Le sequenze genetiche di tre tipi di virus oggi ampiamente circolanti tra i sapiens sono state isolate nelle ossa di due nostri stretti “cugini”, individui Neanderthal vissuti in Russia 50.000 anni fa.
Si tratta dei più antichi virus umani mai rintracciati – il record precedente apparteneva a un patogeno di 31.000 anni fa, ritrovato nei denti di un antico Homo sapiens nel nord-est della Siberia – e non solo: potrebbero teoricamente essere sintetizzati in laboratorio ed essere usati per infettare nuove cellule umane, in uno scenario alla Jurassic Park.

Uno scenario suggestivo ma poco realistico, che potrebbe però rispondere ad alcune domande importanti: di che cosa si ammalavano i Neanderthal? Come si riproducevano e quanto erano infettivi questi virus, rispetto ai loro moderni successori? Se lo chiede Marcelo Briones, Professore di Genomica e Bioinformatica dell’Università Federale di San Paolo (Brasile), autore dello studio ora in prepubblicazione su bioRxiv.

Tre profili noti. Nei resti ossei di due Neanderthal ritrovati nella grotta di Chagyrskaya, in Russia, Briones e colleghi hanno isolato il profilo genetico di un adenovirus, che oggi causa i sintomi del raffreddore; di un herpesvirus, all’origine dell’herpes labiale, e di un papillomavirus, che può provocare condilomi (escrescenze) e tumori genitali.
Confrontando queste sequenze genetiche con quelle dei corrispettivi moderni di questi virus, il team ha potuto escludere che le ossa Neanderthal fossero state contaminate dai patogeni di qualche scienziato al lavoro su di esse. In altre parole, è certo che prima di importunare l’Homo sapiens questi virus infettassero proprio i Neanderthal.

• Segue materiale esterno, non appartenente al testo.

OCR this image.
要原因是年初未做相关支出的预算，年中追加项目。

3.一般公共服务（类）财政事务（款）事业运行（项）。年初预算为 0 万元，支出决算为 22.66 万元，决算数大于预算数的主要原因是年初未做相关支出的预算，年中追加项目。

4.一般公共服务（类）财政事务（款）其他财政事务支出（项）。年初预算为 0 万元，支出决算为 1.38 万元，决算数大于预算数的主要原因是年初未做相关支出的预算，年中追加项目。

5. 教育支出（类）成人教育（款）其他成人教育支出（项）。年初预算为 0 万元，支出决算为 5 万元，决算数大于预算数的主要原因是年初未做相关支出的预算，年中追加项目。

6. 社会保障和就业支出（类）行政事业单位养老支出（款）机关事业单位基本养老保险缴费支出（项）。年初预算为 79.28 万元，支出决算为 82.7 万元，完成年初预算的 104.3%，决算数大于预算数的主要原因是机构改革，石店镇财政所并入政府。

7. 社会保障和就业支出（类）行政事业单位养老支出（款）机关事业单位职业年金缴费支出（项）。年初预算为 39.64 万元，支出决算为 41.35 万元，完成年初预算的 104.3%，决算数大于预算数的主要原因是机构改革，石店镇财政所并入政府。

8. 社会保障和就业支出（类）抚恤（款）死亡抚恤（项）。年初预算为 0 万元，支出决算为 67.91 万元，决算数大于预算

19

Un ruolo nell’estinzione? Briones ritiene che la scoperta supporti l’ipotesi che i virus possano avere in qualche modo contribuito alla scomparsa dei Neanderthal, anche se, di per sé, il fatto che più patogeni infettassero uno stesso individuo Neanderthal non è sorprendente: l’uomo moderno incontra in media una decina di specie virali nell’arco della sua vita. 

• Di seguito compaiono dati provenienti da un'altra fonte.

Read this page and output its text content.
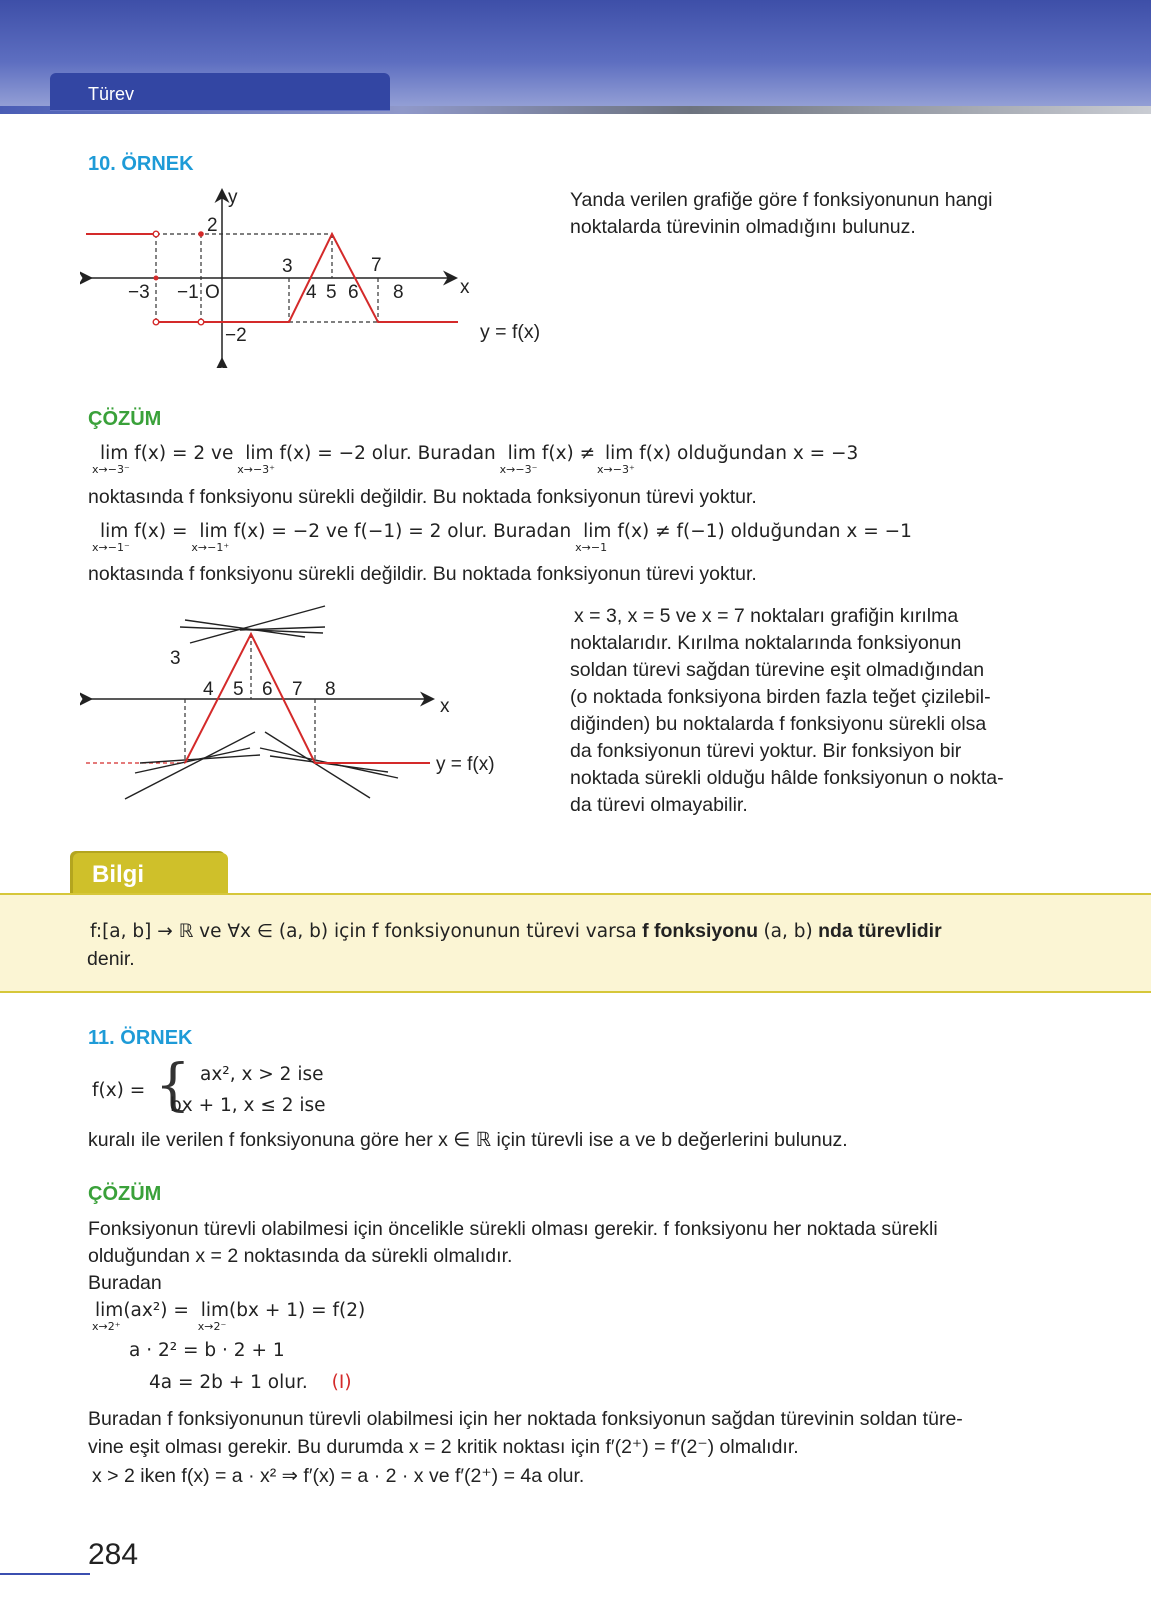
Türev
10. ÖRNEK
y
x
2
−2
−3 −1 O
3
4 5 6
7
8
y = f(x)
Yanda verilen grafiğe göre f fonksiyonunun hangi
noktalarda türevinin olmadığını bulunuz.
ÇÖZÜM
lim
x→−3⁻
f(x) = 2 ve lim
x→−3⁺
f(x) = −2 olur. Buradan lim
x→−3⁻
f(x) ≠ lim
x→−3⁺
f(x) olduğundan x = −3
noktasında f fonksiyonu sürekli değildir. Bu noktada fonksiyonun türevi yoktur.
lim
x→−1⁻
f(x) = lim
x→−1⁺
f(x) = −2 ve f(−1) = 2 olur. Buradan lim
x→−1
f(x) ≠ f(−1) olduğundan x = −1
noktasında f fonksiyonu sürekli değildir. Bu noktada fonksiyonun türevi yoktur.
3
4 5 6 7 8
x
y = f(x)
x = 3, x = 5 ve x = 7 noktaları grafiğin kırılma
noktalarıdır. Kırılma noktalarında fonksiyonun
soldan türevi sağdan türevine eşit olmadığından
(o noktada fonksiyona birden fazla teğet çizilebil-
diğinden) bu noktalarda f fonksiyonu sürekli olsa
da fonksiyonun türevi yoktur. Bir fonksiyon bir
noktada sürekli olduğu hâlde fonksiyonun o nokta-
da türevi olmayabilir.
Bilgi
f:[a, b] → ℝ ve ∀x ∈ (a, b) için f fonksiyonunun türevi varsa f fonksiyonu (a, b) nda türevlidir
denir.
11. ÖRNEK
f(x) = { ax², x > 2 ise
bx + 1, x ≤ 2 ise
kuralı ile verilen f fonksiyonuna göre her x ∈ ℝ için türevli ise a ve b değerlerini bulunuz.
ÇÖZÜM
Fonksiyonun türevli olabilmesi için öncelikle sürekli olması gerekir. f fonksiyonu her noktada sürekli
olduğundan x = 2 noktasında da sürekli olmalıdır.
Buradan
lim
x→2⁺
(ax²) = lim
x→2⁻
(bx + 1) = f(2)
a · 2² = b · 2 + 1
4a = 2b + 1 olur. (I)
Buradan f fonksiyonunun türevli olabilmesi için her noktada fonksiyonun sağdan türevinin soldan türe-
vine eşit olması gerekir. Bu durumda x = 2 kritik noktası için f′(2⁺) = f′(2⁻) olmalıdır.
x > 2 iken f(x) = a · x² ⇒ f′(x) = a · 2 · x ve f′(2⁺) = 4a olur.
284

Una scienza ancora giovane. Sulla possibilità di dedurre informazioni rilevanti da questi genomi gli scienziati sono più scettici, perché: «Gli attuali strumenti utilizzati per autenticare i risultati del DNA antico degli esseri umani potrebbero non essere applicabili ai virus, che per natura hanno filamenti di DNA più corti», ha spiegato al New Scientist Sally Wasef, paleogenetista della Queensland University of Technology in Australia.

Rivedere le aspettative. Per le stesse ragioni la scienziata è scettica sulla possibilità di sintetizzare in laboratorio copie di questi virus a partire da quel che rimane del loro genoma.

Infatti «è difficile capire in che modo il DNA sia stato danneggiato e come ricostruire i pezzi recuperati in un genoma virale completo. E un altro aspetto da considerare è l’interazione ospite-virus, soprattutto in un ambiente completamente diverso».